- 53°21′11″N 2°07′53″W﻿ / ﻿53.3530440°N 2.1313433°W
- OS grid reference: SD 85506 10607
- Location: Heywood, Rochdale, Greater Manchester
- Country: England
- Denomination: Catholic
- Website: www.catholicheywood.org.uk

History
- Former name: St Joseph’s Church
- Status: Parish Church
- Consecrated: 1913; 113 years ago

Architecture
- Functional status: Active
- Heritage designation: Grade II listed
- Architect: Henry Oswald Hill
- Style: Byzantine
- Years built: 1913–1916
- Completed: April 1916

Administration
- Province: Liverpool
- Diocese: Salford
- Deanery: St Therese of Lisieux

= Our Lady and St Joseph Church, Heywood =

Catholic church in Heywood, Rochdale, Greater Manchester

The Church of Our Lady and St Joseph, Heywood, is a Catholic church on Mary Street in Heywood, Greater Manchester, England and is a Grade II listed building.

== History of the Parish ==
Catholics in Heywood had to travel to Rochdale for Mass and the sacraments until 1854. In 1855, Fr. Arthur Stanislaus McCann (d.1892) began by establishing a parish using a disused workshop near Rochdale Road as a chapel, before renting the Ragged School in George Street for use as a chapel and school. A year later, building began in Dawson Street of a church, school and presbytery. St Joseph's Church was opened by Bishop Turner on Sunday 5 October 1856.

With a growing population, discussions began about building a bigger church after the appointment of one of McCann's successors, Fr. Cornelius William Poole (d.1916), in 1898. Fr. Poole struggled to raise funds for building a new church for many years but a site on the north side of Mary Street was found. On 13 October 1913, the foundation stone was laid by Bishop Casartelli and the new St Joseph's Church was finished and opened in April 1916. In 1962, the parish of St Joseph, Heywood was subdivided to create a new parish of Our Lady and St Paul. In 2011, these two parishes were merged to form the current parish of Our Lady and St Joseph.

== Building ==
The Romanesque and Byzantine style church and presbytery are Grade II listed buildings.

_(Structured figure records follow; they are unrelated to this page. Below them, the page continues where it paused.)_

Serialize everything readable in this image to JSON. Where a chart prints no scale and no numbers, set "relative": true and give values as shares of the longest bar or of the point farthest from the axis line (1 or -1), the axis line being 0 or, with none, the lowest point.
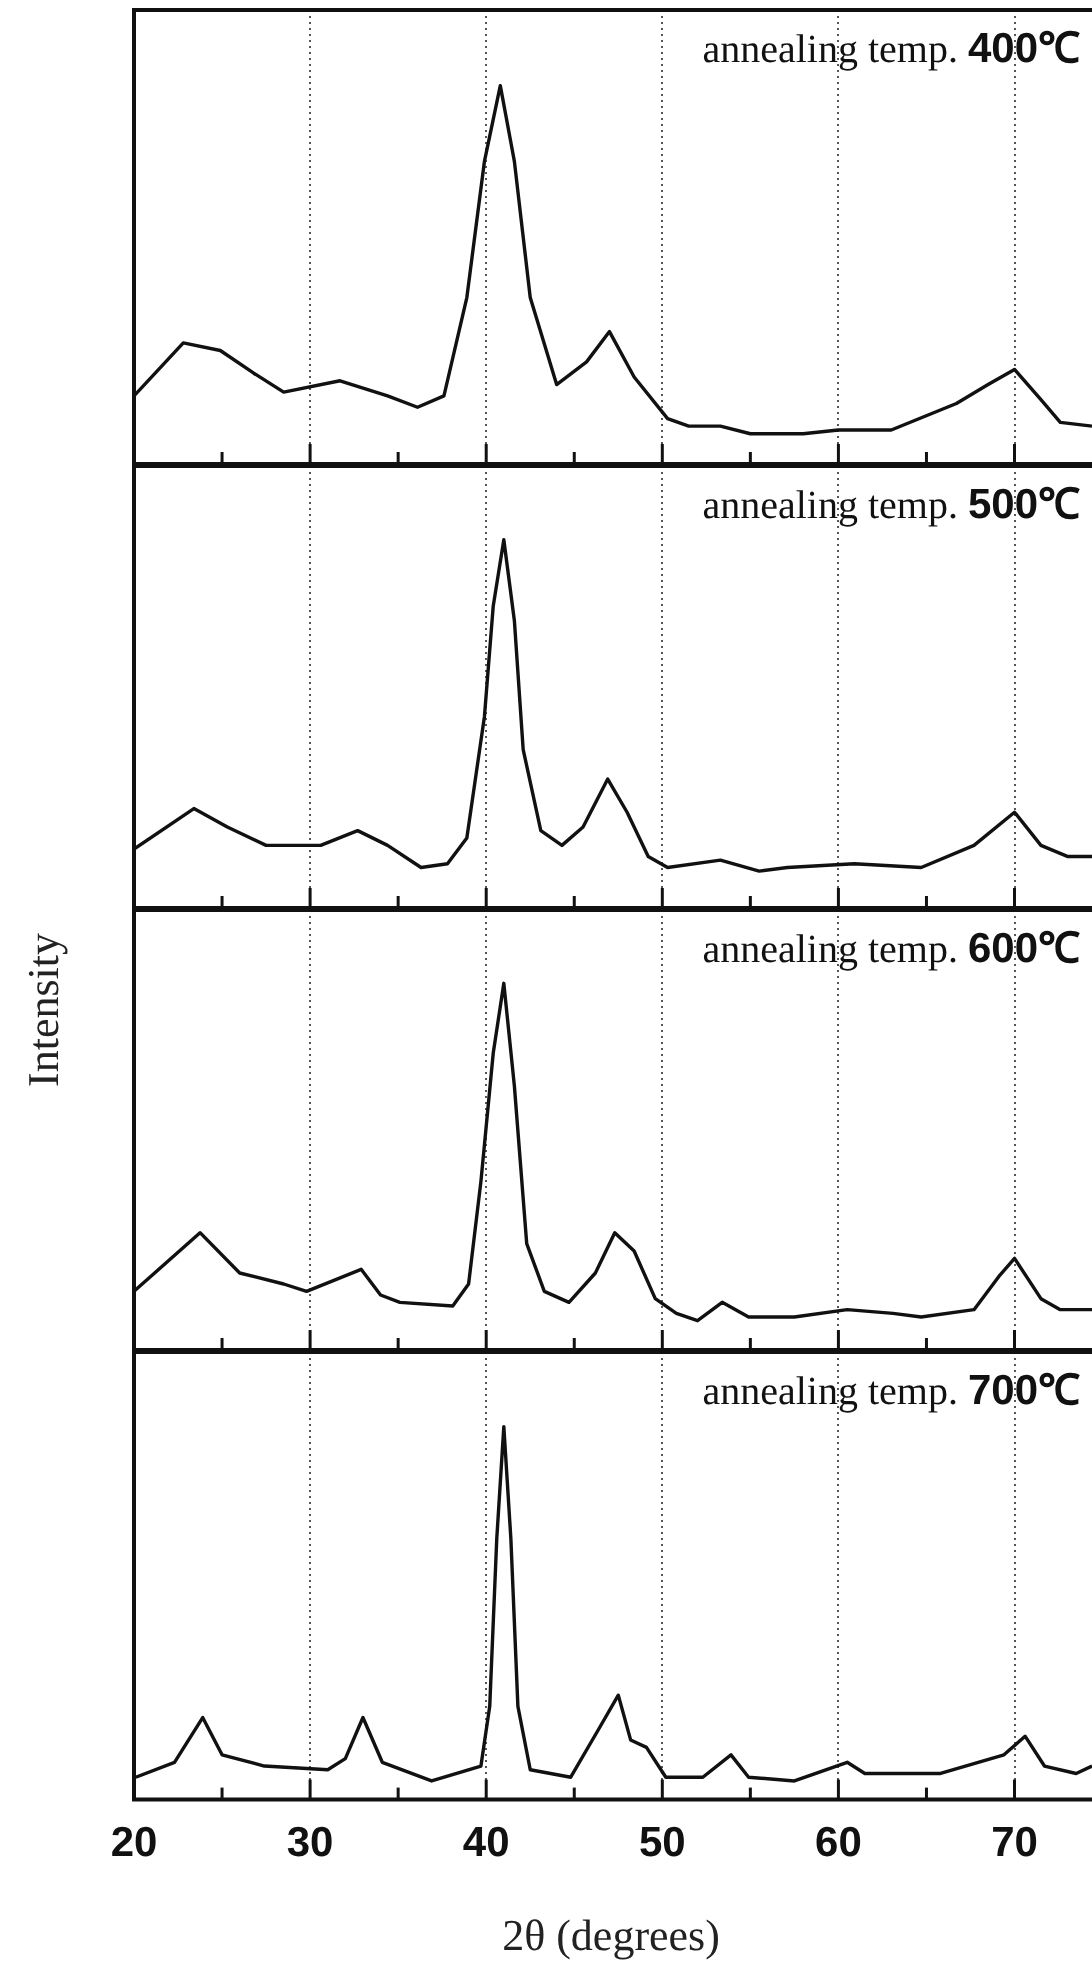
{
  "chart_data": [
    {
      "type": "line",
      "title": "annealing temp. 400℃",
      "relative": true,
      "color": "#111111",
      "marker": "none",
      "grid": "x",
      "tick_labels": false,
      "xlim": [
        20,
        74.4
      ],
      "xticks": [
        20,
        {
          "value": 25,
          "label": null
        },
        30,
        {
          "value": 35,
          "label": null
        },
        40,
        {
          "value": 45,
          "label": null
        },
        50,
        {
          "value": 55,
          "label": null
        },
        60,
        {
          "value": 65,
          "label": null
        },
        70
      ],
      "x": [
        20,
        22.8,
        24.9,
        26.8,
        28.5,
        31.7,
        34.4,
        36.1,
        37.6,
        38.9,
        39.9,
        40.8,
        41.6,
        42.5,
        44,
        45.7,
        47,
        48.4,
        50.3,
        51.5,
        53.3,
        55,
        58,
        60,
        63,
        66.7,
        68.5,
        70,
        71.5,
        72.6,
        74.4
      ],
      "values": [
        0.18,
        0.32,
        0.3,
        0.24,
        0.19,
        0.22,
        0.18,
        0.15,
        0.18,
        0.44,
        0.8,
        1,
        0.8,
        0.44,
        0.21,
        0.27,
        0.35,
        0.23,
        0.12,
        0.1,
        0.1,
        0.08,
        0.08,
        0.09,
        0.09,
        0.16,
        0.21,
        0.25,
        0.17,
        0.11,
        0.1
      ]
    },
    {
      "type": "line",
      "title": "annealing temp. 500℃",
      "relative": true,
      "color": "#111111",
      "marker": "none",
      "grid": "x",
      "tick_labels": false,
      "xlim": [
        20,
        74.4
      ],
      "xticks": [
        20,
        {
          "value": 25,
          "label": null
        },
        30,
        {
          "value": 35,
          "label": null
        },
        40,
        {
          "value": 45,
          "label": null
        },
        50,
        {
          "value": 55,
          "label": null
        },
        60,
        {
          "value": 65,
          "label": null
        },
        70
      ],
      "x": [
        20,
        23.4,
        25.3,
        27.5,
        30.6,
        32.7,
        34.4,
        36.3,
        37.8,
        38.9,
        39.9,
        40.4,
        41,
        41.6,
        42.1,
        43.1,
        44.3,
        45.5,
        46.9,
        48,
        49.2,
        50.3,
        53.3,
        55.5,
        57.1,
        60.9,
        64.7,
        67.7,
        70,
        71.5,
        73,
        74.4
      ],
      "values": [
        0.16,
        0.27,
        0.22,
        0.17,
        0.17,
        0.21,
        0.17,
        0.11,
        0.12,
        0.19,
        0.52,
        0.82,
        1,
        0.78,
        0.43,
        0.21,
        0.17,
        0.22,
        0.35,
        0.26,
        0.14,
        0.11,
        0.13,
        0.1,
        0.11,
        0.12,
        0.11,
        0.17,
        0.26,
        0.17,
        0.14,
        0.14
      ]
    },
    {
      "type": "line",
      "title": "annealing temp. 600℃",
      "ylabel": "Intensity",
      "relative": true,
      "color": "#111111",
      "marker": "none",
      "grid": "x",
      "tick_labels": false,
      "xlim": [
        20,
        74.4
      ],
      "xticks": [
        20,
        {
          "value": 25,
          "label": null
        },
        30,
        {
          "value": 35,
          "label": null
        },
        40,
        {
          "value": 45,
          "label": null
        },
        50,
        {
          "value": 55,
          "label": null
        },
        60,
        {
          "value": 65,
          "label": null
        },
        70
      ],
      "x": [
        20,
        23.75,
        26,
        28.5,
        29.8,
        32.9,
        34,
        35.1,
        38.1,
        39,
        39.7,
        40.4,
        41,
        41.6,
        42.3,
        43.3,
        44.7,
        46.2,
        47.3,
        48.4,
        49.6,
        50.8,
        52,
        53.4,
        54.9,
        57.5,
        60.5,
        63.1,
        64.7,
        67.7,
        69.1,
        70,
        71.5,
        72.6,
        74.4
      ],
      "values": [
        0.16,
        0.32,
        0.21,
        0.18,
        0.16,
        0.22,
        0.15,
        0.13,
        0.12,
        0.18,
        0.46,
        0.81,
        1,
        0.72,
        0.29,
        0.16,
        0.13,
        0.21,
        0.32,
        0.27,
        0.14,
        0.1,
        0.08,
        0.13,
        0.09,
        0.09,
        0.11,
        0.1,
        0.09,
        0.11,
        0.2,
        0.25,
        0.14,
        0.11,
        0.11
      ]
    },
    {
      "type": "line",
      "title": "annealing temp. 700℃",
      "xlabel": "2θ (degrees)",
      "relative": true,
      "color": "#111111",
      "marker": "none",
      "grid": "x",
      "tick_labels": "x",
      "xlim": [
        20,
        74.4
      ],
      "xticks": [
        20,
        {
          "value": 25,
          "label": null
        },
        30,
        {
          "value": 35,
          "label": null
        },
        40,
        {
          "value": 45,
          "label": null
        },
        50,
        {
          "value": 55,
          "label": null
        },
        60,
        {
          "value": 65,
          "label": null
        },
        70
      ],
      "x": [
        20.1,
        22.3,
        23.9,
        25,
        27.4,
        31,
        32,
        33,
        34.1,
        36.9,
        39.7,
        40.2,
        40.6,
        41,
        41.4,
        41.8,
        42.5,
        44.8,
        46.4,
        47.5,
        48.2,
        49.1,
        50.2,
        52.3,
        53.9,
        54.9,
        57.5,
        60.5,
        61.5,
        65.8,
        69.4,
        70.6,
        71.7,
        73.5,
        74.4
      ],
      "values": [
        0.06,
        0.1,
        0.22,
        0.12,
        0.09,
        0.08,
        0.11,
        0.22,
        0.1,
        0.05,
        0.09,
        0.25,
        0.7,
        1,
        0.7,
        0.25,
        0.08,
        0.06,
        0.19,
        0.28,
        0.16,
        0.14,
        0.06,
        0.06,
        0.12,
        0.06,
        0.05,
        0.1,
        0.07,
        0.07,
        0.12,
        0.17,
        0.09,
        0.07,
        0.09
      ]
    }
  ]
}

They were designed by architect Henry Oswald Hill (1888–1917) who also designed other churches around Manchester such as St Teresa's Church in Irlam in 1900, St Brigid's Church in Bradford in 1901, St Alphonsus in Old Trafford in 1903, Our Lady and the English Martyrs Church in Urmston in 1911, and St John the Baptist Church, Rochdale in 1917. Hill was a captain in the Royal Flying Corp, serving in what later became No. 52 Squadron RAF, when he was killed in action during World War I.

Some further extensions were made to the original construction such as the baptistry, entrance porch and north transept that was added between 1929 and 1937, and an organ loft was added after 1969. The church's mosaics were made by artist Eric Newton (1893–1965) along with other artists in the workshops of the firm Ludwig Oppenheimer Ltd.